Black ops: Mortensen

This saturnine incarnation of David Cronenberg’s Crimes of the Future isn’t to be confused with the writer-director’s 1970 movie of the same name — but what its distinctive beats are unlikely to ever be confused with is a body horror production by anyone else.

 

In an indeterminate, technologically juiced future where human pain has all but vanished, performance artist Saul Tenser (Mortensen) has a condition that causes him to grow new internal organs.

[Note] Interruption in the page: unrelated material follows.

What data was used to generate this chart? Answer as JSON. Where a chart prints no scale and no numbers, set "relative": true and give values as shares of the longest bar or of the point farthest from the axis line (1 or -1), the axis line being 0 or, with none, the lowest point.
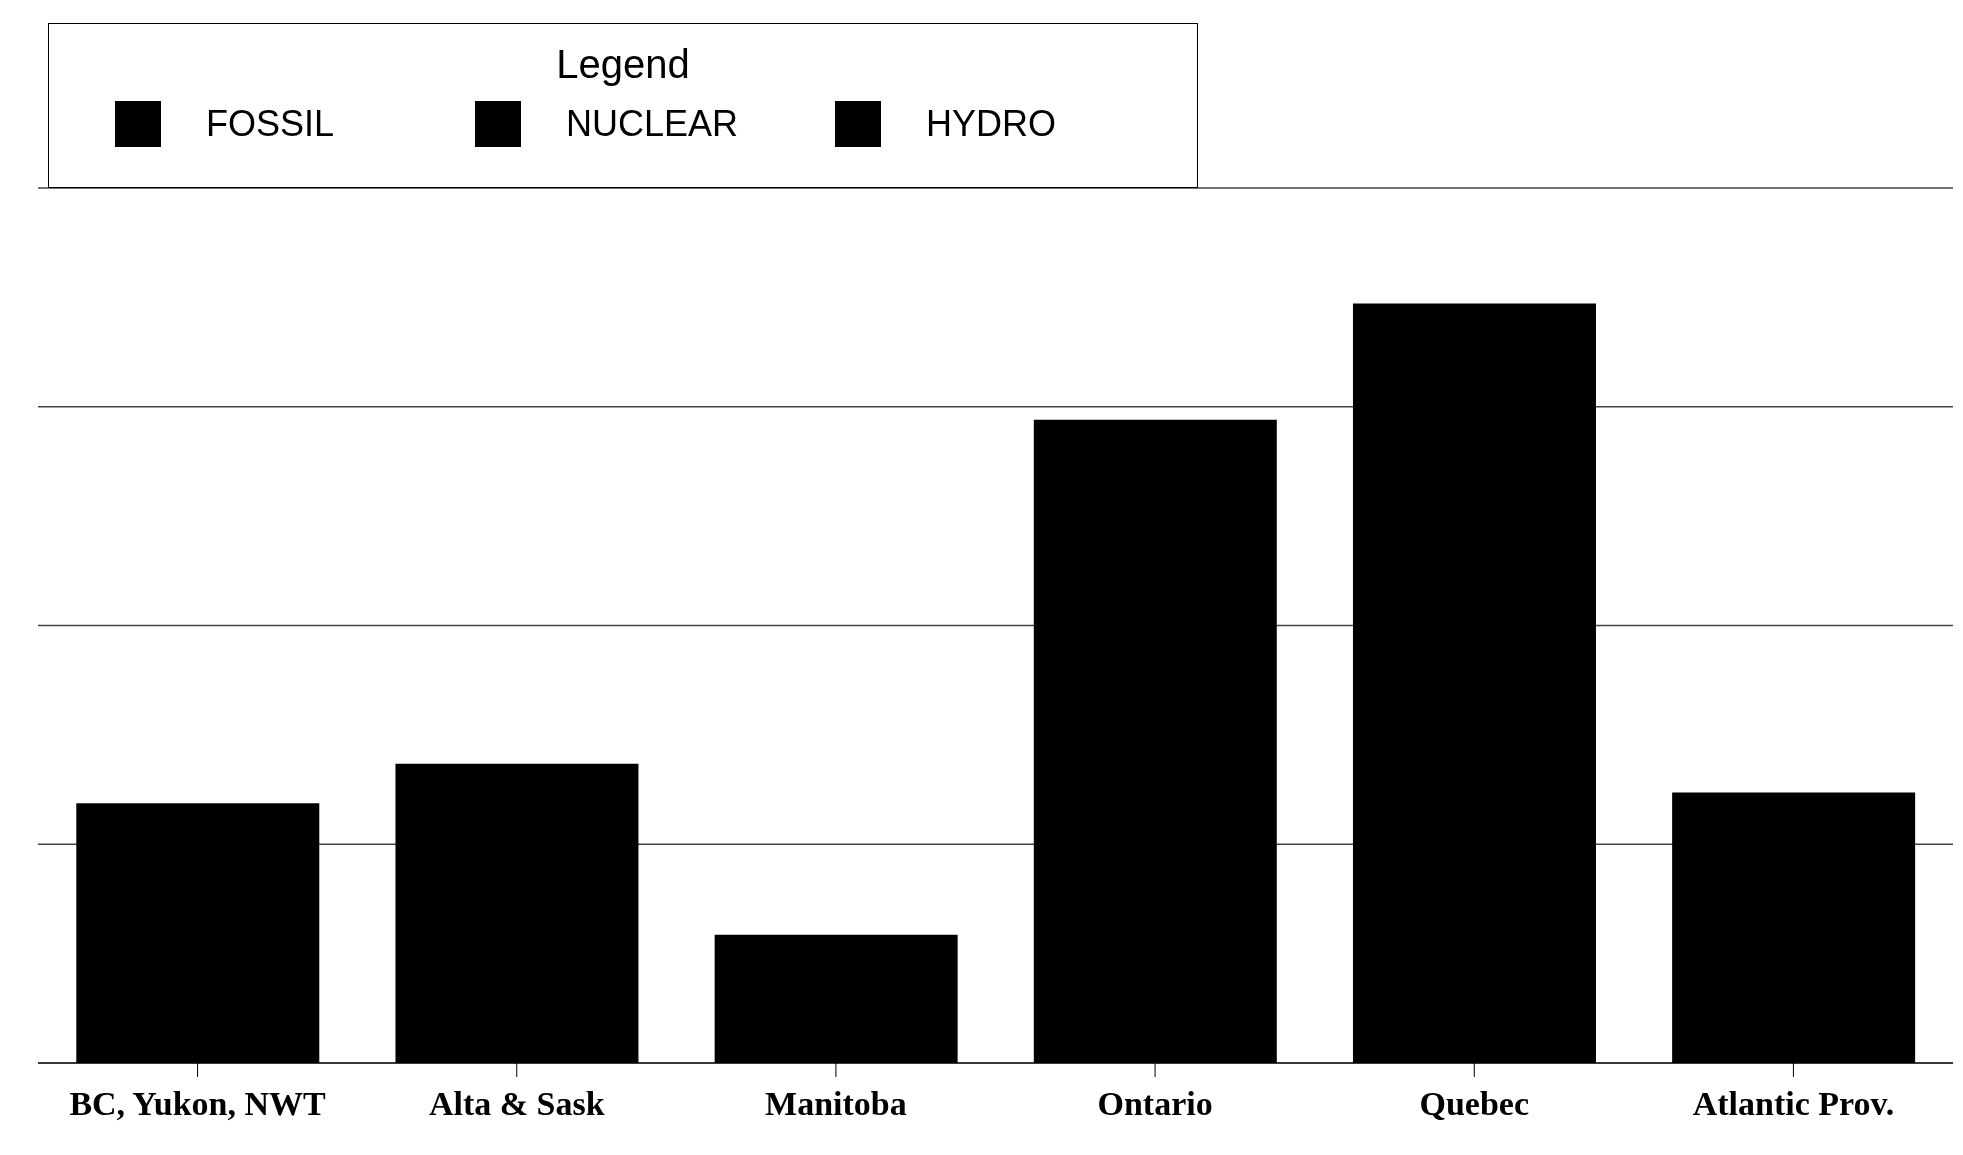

Lest they be the death of him, his sultry assistant, Caprice (Seydoux), a former trauma surgeon, helpfully removes them onstage in a gross disembowelment that audiences are eating up. Also intrigued are Timlin (Stewart) and Wippet (Don McKellar) from the National Organ Registry’s New Vice Unit, with whom Tenser has registered images of his unwanted body parts. “Surgery is the new sex,” a worshipful Timlin breathes after witnessing the duo’s macabre show.

 

Unlike Caprice, to whom organ harvesting is “art from anarchy,” Tenser isn’t happy about any of this. Why would he be: judging by his tubercular look (nicely accessorised with a hangman’s hood) and a cough he can’t shake, the artist is already on his way out. But what, really, is there to live for in this infernal world? Contributing absolutely nothing to the ambience, a group of underground evolutionists have transformed their stomachs in order to consume plastics, a milestone that will culminate in a public autopsy by Caprice on an eight-year-old boy. Shudder.

 

The morbidly unhinged is Cronenberg’s happy place, “a map,” to quote Caprice at the debacle of the autopsy, “into the heart of darkness.” Layered with implication and spliced with visual shocks, his shadowland vibrates with a through-line of tension. But some hearts beat more slowly than others, and darkness is a shade removed from murk.